The mean age of the subjects in the study was 17. The majority (80%) were young men, African-American (93%), and men who have sex with men (81%). There were no significant differences seen in demographics between those with and without prior visits in the health system (J Adolesc Health. 2018;63:799-802).

The 58 subjects were seen in 179 health care visits in the year prior to their diagnosis: 56% outpatient, 40% emergency department, and 4% inpatient visits. Only 59% of these visits had any documentation of sexual history and “the overwhelming majority of those noting sexual activity included no other information,” such as number of partners, sex of partners, or condom use, according to the researchers.

Among the total cohort, 183 of 301 had never had an HIV test prior to their first positive test, even though 26% had been seen in the care network in the 3 years prior to their diagnosis. Among the 58 in the missed opportunity analysis, only 48% had HIV testing, even though 88% (51) had documented symptoms in their visits that could have been consistent with acute infection.

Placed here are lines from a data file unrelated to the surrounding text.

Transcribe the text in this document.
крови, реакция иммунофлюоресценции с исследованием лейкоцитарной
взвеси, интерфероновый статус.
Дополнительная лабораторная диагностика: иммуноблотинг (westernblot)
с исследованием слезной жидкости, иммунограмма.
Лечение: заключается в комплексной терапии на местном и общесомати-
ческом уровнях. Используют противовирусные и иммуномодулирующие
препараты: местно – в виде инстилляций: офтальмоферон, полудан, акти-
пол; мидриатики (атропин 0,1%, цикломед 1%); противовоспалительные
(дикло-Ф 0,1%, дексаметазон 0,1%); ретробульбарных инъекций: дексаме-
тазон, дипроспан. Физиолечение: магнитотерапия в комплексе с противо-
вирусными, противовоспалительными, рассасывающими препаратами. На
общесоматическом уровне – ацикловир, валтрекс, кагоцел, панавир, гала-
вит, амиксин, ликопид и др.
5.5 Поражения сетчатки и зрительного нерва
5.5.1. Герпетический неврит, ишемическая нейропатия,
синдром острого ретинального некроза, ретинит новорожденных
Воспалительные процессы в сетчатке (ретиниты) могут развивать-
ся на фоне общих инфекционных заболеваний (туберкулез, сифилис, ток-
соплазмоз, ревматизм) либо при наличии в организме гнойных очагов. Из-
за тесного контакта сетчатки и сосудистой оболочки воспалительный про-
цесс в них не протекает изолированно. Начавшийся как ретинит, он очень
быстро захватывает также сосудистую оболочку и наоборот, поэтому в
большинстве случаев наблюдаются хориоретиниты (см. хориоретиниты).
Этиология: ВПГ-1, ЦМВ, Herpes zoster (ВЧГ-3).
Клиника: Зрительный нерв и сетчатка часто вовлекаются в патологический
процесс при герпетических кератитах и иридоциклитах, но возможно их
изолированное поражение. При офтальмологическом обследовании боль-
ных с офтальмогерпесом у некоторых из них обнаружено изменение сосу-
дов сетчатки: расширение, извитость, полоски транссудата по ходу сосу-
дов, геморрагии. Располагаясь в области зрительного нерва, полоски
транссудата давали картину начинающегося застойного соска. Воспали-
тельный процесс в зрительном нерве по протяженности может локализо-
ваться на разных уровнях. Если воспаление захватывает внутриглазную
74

“Our findings support the most recent guidelines from the Centers for Disease Control and Prevention, American Academy of Pediatrics (AAP), and United States Preventive Services Task Force (USPSTF), recommending routine HIV screening for all adolescents, regardless of risk,” the researchers stated. “Adolescents may not always disclose sexual activity during routine assessment, and provider level barriers limit the reach of risk-based testing algorithms,” they added.

The authors reported that they had no conflicts of interest.